Again, assuming the correct architecture, that range should provide optionality, which will provide leverage on cost. It will provide resilience in the case of an outage, it will provide richness in terms of catalog depth for services required and should keep the n-body problem manageable.
What About Manageability?
While most people will tell you complexity is the hardest thing to manage in a multicloud environment, the truth is that consistency is the primary challenge. Having software that can run across clouds (public, private, edge) provides the consistency to manage complexity. Take object storage. If you have a single object store that can run on AWS, GCP, Azure, IBM, Equinix or your private cloud, your architecture becomes materially more simple. Consistent storage and its features (replication, encryption, etc.) enables the enterprise to focus on the application layer.
Consistency creates optionality and optionality creates leverage. Reducing complexity can’t come at some unsustainable cost. By selecting software that runs across clouds (public, private, edge) you reduce complexity and you increase optionality. If it’s cheaper to run that workload on GCP, move it there. If it’s cheaper to run that database on AWS, run it there. If it’s cheaper to store your data on-premises and use external tables, do that.
Choose software that provides a consistent experience for the application and the developer and you will achieve optionality and give you leverage over cost. Make sure that experience is based on open standards (S3 APIs, open table formats).
Bespoke cloud integrations turn out to be a terrible idea. As noted, each additional native integration is an order of magnitude more complex. Think of it this way: If you invest in dedicated teams, you are investing $5 million to $10 million per platform, per year in engineers. That doesn’t account for the cost of the tribal knowledge for each cloud. In the end, it results in buggy and unmaintainable application code. Software-defined, Kubernetes-centric software can solve these problems. Make that investment, not the one in bespoke cloud integrations.
What We Fail to See…
As IT leaders, we often deal with what is in front of us: shadow IT or new M&A integrations. Because of this we often fail to create the framework or first principles associated with the overall strategy. Nowhere is this more evident than the cloud operating model. Enterprises need to embrace first principles for containerization, orchestration, RESTful APIs like S3, automation and the like. Those first principles create the foundation for consistency.
IT leaders that attempt to dictate Cloud A over Cloud B because they get a bunch of upfront credits or benefits to other applications in the portfolio are suckers in the game of lock-in that companies like Oracle pioneered, but the big three have mastered.
Going multicloud should not be an excuse for a ballooning IT budget and an inability to hit milestones. It should be the vehicle to manage costs and accelerate the roadmap. Using first cloud operating model principles and adhering to that framework provide the context to analyze almost any situation.
Cloud First or Architecture First?
We had a client ask us the other day if we recommended dispersing clouds among multiple services. It took us a moment to understand the question because it was the wrong one.
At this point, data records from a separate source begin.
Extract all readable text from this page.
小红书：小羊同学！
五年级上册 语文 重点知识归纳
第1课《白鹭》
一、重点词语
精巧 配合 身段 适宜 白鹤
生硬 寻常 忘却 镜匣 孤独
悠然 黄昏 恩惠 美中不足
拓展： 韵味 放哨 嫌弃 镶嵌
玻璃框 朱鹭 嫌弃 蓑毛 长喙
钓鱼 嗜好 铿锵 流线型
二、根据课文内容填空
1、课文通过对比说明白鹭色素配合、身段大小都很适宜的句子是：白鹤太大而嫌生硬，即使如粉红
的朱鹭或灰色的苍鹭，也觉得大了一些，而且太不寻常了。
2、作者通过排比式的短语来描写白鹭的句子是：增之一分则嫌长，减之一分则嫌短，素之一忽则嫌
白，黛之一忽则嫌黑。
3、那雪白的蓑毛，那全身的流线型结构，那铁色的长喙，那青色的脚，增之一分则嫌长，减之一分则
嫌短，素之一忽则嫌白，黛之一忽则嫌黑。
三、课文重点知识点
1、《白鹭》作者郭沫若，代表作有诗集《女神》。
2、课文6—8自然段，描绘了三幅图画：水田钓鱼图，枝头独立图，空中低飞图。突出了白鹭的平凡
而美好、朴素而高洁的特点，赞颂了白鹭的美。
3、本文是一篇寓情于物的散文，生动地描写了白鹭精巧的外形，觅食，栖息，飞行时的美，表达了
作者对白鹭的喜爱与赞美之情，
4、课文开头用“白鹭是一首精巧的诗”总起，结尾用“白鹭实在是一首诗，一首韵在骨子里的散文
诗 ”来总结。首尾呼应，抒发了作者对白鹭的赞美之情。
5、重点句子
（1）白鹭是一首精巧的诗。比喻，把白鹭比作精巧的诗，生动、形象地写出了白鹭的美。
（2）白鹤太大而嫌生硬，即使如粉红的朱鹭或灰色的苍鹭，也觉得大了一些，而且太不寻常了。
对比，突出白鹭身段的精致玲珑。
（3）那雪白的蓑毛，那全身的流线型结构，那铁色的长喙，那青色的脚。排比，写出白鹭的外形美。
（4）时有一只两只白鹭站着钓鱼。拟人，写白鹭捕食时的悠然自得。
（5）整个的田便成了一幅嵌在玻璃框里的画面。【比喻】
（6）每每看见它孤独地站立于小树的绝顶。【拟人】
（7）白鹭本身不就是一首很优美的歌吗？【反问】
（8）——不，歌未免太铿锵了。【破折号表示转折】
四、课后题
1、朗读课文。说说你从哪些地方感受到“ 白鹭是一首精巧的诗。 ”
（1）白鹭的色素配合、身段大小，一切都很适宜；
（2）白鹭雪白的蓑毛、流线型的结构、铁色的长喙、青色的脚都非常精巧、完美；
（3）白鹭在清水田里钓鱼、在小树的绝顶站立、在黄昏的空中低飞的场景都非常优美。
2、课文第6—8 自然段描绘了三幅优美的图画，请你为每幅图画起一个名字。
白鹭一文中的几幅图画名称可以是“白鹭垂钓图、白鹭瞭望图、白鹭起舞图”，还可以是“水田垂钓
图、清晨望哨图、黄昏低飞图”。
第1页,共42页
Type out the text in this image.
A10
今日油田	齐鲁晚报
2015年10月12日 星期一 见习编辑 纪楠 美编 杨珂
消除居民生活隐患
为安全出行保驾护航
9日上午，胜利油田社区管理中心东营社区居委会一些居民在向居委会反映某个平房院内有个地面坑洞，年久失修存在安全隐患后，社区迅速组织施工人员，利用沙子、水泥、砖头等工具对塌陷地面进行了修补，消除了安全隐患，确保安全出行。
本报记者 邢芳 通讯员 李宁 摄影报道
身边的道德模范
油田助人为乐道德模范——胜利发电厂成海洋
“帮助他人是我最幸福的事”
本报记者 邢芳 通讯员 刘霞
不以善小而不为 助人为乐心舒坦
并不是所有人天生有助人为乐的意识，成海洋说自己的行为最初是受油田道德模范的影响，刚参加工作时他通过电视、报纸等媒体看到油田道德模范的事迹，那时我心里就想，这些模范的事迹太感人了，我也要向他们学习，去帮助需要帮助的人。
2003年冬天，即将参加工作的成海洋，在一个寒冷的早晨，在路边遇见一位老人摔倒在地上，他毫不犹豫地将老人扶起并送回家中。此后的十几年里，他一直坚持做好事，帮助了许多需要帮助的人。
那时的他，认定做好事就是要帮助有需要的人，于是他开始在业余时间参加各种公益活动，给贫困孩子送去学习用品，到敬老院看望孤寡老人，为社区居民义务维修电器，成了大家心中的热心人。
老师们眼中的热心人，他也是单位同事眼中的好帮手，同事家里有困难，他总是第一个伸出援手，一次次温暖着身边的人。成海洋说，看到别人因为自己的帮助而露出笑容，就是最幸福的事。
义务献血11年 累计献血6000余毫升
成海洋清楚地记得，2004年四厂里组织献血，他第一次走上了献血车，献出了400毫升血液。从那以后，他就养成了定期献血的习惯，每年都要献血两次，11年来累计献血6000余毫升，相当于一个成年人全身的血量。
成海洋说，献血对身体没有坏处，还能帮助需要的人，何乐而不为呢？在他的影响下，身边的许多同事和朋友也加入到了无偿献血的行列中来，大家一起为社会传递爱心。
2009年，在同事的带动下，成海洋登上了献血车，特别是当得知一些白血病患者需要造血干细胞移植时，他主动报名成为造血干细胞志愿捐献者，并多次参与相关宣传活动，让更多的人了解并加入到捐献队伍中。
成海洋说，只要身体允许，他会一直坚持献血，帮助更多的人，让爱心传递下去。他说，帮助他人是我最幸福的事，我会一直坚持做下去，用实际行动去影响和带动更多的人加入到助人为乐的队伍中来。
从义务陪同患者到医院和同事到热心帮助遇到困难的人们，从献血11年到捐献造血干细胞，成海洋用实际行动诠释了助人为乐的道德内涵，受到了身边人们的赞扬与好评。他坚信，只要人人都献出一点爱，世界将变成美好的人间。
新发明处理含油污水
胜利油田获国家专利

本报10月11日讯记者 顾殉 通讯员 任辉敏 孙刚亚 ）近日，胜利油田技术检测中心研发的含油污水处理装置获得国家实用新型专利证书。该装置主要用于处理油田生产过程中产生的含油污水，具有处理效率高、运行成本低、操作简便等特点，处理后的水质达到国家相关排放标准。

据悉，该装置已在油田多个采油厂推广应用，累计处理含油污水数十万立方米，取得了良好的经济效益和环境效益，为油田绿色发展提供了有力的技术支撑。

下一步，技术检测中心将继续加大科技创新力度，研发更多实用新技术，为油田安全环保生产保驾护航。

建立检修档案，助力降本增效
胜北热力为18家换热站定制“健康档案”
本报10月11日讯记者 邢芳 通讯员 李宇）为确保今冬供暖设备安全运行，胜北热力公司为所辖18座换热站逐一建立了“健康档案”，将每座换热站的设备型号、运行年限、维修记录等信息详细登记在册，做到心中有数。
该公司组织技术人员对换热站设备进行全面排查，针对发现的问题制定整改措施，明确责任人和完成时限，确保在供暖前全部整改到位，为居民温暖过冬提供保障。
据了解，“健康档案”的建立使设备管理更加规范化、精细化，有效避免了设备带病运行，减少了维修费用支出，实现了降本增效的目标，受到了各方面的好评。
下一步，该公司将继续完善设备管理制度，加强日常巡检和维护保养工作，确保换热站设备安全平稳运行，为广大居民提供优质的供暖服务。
The question should have been, “Should I deploy multiple services across multiple clouds?”
The answer to that is yes.
Snowflake runs on multiple clouds. Hashicorp Vault runs on multiple clouds. MongoDB runs on multiple clouds. Spark, Presto, Flink, Arrow and Drill run on multiple clouds. MinIO runs on multiple clouds.
Pick an architecture stack that is cloud-native and you will likely get one that is cloud-portable. This is the way to think about the hybrid/multi-cloud.